- Native name: Алекса́ндр Серге́евич Анто́нов
- Born: 8 April 1972 Arsenyev, Primorsky Krai, Russian SFSR
- Died: 2 December 2022 (aged 50) Klishchiivka, Donetsk Oblast, Ukraine
- Buried: Preobrazhenskoye Cemetery, Chelyabinsk, Russia
- Allegiance: Russia (1990–2022) Wagner Group (2022)
- Branch: Russian Air Force (1990–2022) Wagner Group (2022)
- Unit: 2nd Bomber Aviation Regiment
- Conflicts: Russian intervention in the Syrian civil war Russian invasion of Ukraine Battle of Bakhmut †;

= Alexander Antonov (soldier) =

Russian soldier (1972–2022)

Alexander Sergeevich Antonov (Ru: Алекса́ндр Серге́евич Анто́нов; 8 April 1972 – 2 December 2022) was a Russian soldier and mercenary in the Wagner Group.

== Biography ==
Antonov was born in Arsenyev, Primorsky Krai, Russian SFSR. He graduated from School No. 18 in Volgodonsk. In 1990, he entered the Barnaul Higher Military Aviation School of Pilots, graduating in 1995. He then joined the Russian Air Force, serving in the 2nd Bomber Aviation Regiment in Dzhida, and after 2010 at the 6980th Air Base in Chelyabinsk. Antonov retired in the summer of 2022, his last position being deputy regiment commander for flight training. He served in the Russian intervention in the Syrian civil war.

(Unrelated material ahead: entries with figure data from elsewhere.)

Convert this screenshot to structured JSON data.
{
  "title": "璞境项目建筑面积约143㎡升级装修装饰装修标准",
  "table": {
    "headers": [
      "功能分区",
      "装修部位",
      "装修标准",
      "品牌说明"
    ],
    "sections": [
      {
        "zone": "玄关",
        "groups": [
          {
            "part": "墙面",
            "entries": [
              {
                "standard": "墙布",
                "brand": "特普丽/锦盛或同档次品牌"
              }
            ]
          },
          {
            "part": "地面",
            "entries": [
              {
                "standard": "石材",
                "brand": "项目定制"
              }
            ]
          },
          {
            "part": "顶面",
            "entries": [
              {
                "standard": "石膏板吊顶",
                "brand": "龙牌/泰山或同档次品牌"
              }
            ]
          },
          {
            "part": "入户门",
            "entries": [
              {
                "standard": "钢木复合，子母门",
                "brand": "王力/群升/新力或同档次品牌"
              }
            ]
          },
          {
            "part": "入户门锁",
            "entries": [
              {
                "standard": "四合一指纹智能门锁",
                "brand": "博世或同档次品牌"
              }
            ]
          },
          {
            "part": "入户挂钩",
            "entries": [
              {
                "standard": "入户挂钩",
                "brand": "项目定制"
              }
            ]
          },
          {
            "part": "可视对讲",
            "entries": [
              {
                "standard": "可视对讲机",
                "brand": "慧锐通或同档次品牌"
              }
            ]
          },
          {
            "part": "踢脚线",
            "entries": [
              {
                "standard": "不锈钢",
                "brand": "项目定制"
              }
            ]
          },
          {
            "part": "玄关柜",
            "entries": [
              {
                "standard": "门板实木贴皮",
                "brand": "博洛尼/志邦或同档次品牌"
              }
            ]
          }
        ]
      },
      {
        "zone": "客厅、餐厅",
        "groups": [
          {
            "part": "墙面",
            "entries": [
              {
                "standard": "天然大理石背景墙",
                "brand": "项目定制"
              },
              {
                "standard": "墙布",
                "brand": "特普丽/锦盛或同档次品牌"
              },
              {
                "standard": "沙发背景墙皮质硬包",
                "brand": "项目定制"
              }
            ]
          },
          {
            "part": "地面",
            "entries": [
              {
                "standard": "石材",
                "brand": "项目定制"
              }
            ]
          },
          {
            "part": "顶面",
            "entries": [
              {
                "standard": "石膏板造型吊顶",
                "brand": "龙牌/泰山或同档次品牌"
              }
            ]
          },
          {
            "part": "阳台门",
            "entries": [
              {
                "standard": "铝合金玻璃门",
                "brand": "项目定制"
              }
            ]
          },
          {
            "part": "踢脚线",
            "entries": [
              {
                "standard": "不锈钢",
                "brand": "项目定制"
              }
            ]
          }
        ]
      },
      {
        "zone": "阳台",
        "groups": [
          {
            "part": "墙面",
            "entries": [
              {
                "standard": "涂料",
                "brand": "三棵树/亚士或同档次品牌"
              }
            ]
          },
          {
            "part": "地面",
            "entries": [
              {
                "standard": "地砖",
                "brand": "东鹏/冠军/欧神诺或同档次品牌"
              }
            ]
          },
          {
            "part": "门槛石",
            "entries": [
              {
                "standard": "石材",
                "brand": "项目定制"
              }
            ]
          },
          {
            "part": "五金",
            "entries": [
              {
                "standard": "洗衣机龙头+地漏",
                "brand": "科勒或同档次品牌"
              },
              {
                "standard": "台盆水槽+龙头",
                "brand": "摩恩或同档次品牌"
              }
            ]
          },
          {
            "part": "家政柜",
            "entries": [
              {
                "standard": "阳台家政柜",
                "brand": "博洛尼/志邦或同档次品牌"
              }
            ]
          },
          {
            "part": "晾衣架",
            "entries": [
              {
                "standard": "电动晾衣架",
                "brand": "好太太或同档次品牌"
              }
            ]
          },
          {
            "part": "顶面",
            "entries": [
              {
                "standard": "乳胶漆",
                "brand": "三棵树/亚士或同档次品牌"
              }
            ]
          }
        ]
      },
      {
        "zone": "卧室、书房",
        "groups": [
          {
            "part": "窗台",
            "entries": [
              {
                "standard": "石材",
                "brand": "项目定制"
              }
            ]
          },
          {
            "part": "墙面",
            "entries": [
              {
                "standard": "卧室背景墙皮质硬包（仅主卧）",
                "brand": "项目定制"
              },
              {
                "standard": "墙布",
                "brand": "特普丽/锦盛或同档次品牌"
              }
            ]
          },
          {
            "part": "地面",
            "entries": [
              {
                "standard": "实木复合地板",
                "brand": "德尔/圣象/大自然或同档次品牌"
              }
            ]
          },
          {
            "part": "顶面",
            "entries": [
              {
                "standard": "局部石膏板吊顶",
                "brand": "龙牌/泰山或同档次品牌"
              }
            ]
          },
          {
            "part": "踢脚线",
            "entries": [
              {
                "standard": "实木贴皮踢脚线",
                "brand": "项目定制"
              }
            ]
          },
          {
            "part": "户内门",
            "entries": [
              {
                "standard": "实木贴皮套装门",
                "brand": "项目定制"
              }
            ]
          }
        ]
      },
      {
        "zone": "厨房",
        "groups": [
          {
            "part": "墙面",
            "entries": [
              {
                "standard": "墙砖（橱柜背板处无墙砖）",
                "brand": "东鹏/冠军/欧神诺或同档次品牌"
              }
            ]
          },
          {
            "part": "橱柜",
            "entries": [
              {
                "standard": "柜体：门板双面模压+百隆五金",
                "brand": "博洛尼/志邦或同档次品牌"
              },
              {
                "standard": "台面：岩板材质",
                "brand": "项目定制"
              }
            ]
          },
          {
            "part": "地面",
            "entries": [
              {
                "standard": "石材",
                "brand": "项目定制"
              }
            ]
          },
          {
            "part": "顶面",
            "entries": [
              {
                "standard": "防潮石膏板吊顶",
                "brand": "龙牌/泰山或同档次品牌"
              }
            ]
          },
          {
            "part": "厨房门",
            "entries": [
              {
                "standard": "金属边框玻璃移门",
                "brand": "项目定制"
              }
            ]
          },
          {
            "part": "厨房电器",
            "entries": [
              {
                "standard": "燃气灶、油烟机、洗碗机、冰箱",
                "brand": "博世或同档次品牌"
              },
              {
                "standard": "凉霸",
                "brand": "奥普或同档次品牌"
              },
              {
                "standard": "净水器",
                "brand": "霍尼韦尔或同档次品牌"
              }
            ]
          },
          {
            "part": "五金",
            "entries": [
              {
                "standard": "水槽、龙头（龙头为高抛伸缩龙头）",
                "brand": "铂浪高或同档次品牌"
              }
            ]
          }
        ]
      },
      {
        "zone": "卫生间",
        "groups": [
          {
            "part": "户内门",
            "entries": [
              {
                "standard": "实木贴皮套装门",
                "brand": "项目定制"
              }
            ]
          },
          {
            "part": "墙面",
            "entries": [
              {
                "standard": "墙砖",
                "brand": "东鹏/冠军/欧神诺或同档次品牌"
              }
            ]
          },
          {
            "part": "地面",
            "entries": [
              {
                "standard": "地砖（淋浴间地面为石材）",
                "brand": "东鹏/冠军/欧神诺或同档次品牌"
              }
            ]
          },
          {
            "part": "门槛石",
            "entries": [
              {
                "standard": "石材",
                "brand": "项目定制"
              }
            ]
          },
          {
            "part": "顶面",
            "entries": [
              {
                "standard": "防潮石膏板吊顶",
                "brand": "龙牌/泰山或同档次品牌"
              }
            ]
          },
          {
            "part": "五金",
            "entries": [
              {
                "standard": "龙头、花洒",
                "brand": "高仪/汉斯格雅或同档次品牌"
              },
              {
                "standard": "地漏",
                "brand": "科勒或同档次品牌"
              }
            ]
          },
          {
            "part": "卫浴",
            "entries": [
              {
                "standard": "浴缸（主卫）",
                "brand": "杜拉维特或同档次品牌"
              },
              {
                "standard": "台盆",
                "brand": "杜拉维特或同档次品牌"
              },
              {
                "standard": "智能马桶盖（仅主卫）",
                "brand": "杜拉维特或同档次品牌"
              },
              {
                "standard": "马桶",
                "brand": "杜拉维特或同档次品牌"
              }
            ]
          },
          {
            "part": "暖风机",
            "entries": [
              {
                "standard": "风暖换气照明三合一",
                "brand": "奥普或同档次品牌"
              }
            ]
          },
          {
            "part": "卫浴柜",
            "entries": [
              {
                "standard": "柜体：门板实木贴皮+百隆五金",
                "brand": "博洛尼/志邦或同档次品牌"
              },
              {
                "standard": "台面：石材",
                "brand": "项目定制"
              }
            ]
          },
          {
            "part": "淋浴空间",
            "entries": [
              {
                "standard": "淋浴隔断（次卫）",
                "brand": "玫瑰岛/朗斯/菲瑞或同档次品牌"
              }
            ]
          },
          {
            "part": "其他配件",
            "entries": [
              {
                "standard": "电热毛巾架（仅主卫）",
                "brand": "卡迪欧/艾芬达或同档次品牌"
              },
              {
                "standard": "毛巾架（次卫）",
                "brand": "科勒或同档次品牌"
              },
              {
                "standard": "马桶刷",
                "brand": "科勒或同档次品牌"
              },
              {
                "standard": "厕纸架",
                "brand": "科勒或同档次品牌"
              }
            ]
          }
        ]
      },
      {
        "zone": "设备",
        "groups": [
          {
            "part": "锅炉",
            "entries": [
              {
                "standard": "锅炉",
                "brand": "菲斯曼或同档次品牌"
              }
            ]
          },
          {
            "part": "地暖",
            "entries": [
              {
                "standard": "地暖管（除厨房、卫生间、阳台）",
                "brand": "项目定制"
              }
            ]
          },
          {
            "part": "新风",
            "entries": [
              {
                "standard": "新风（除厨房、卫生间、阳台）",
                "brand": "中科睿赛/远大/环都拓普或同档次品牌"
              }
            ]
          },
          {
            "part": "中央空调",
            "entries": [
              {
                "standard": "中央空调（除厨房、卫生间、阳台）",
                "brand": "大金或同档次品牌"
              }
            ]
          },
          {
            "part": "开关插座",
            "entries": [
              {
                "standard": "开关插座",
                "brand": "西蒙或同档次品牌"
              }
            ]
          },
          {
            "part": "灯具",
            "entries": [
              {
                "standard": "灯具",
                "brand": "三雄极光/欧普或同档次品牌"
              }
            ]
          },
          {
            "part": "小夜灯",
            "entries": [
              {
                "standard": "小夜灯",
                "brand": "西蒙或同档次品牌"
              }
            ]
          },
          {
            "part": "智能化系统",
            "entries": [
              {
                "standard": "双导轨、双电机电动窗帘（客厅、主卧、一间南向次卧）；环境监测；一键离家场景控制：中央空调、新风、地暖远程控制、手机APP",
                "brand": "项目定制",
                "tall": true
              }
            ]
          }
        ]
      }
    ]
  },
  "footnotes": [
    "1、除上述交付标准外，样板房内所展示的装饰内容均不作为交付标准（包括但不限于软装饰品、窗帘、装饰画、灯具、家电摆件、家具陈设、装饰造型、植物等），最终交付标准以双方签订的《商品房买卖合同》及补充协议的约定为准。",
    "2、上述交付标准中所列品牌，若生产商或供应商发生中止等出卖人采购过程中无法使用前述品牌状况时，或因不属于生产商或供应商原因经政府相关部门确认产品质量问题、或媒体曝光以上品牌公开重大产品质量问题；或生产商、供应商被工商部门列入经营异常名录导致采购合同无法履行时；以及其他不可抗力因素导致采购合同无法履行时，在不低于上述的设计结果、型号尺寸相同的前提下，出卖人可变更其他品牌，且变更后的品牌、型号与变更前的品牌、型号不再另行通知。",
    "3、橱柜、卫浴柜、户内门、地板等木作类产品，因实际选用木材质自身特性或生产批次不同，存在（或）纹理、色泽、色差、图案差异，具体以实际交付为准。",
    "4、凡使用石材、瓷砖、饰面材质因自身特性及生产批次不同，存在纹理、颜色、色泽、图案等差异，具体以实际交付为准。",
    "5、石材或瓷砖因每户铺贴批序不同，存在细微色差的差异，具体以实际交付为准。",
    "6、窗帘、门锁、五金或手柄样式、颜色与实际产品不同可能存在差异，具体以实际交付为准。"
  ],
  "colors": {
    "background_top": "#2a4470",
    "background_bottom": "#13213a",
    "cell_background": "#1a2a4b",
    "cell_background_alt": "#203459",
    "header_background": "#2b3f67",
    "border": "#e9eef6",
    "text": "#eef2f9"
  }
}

Shortly after retiring, Antonov joined the air force of the Wagner Group. On 2 December 2022, during fighting in the Battle of Bakhmut in the Russian Invasion of Ukraine, his Su-24 was shot down over Klishchiivka by Ukrainian forces using a MANPADS. Antonov and his copilot, Vladimir Nikishin, were killed. Antonov and Nikishin's bodies were handed to the Russians on 15 December.

Antonov is buried at the Preobrazhenskoye Cemetery in Chelyabinsk. In August 2023, the Barnaul Law Institute erected a statue of him. He earned the Hero of the Russian Federation medal posthumously on 17 December 2022.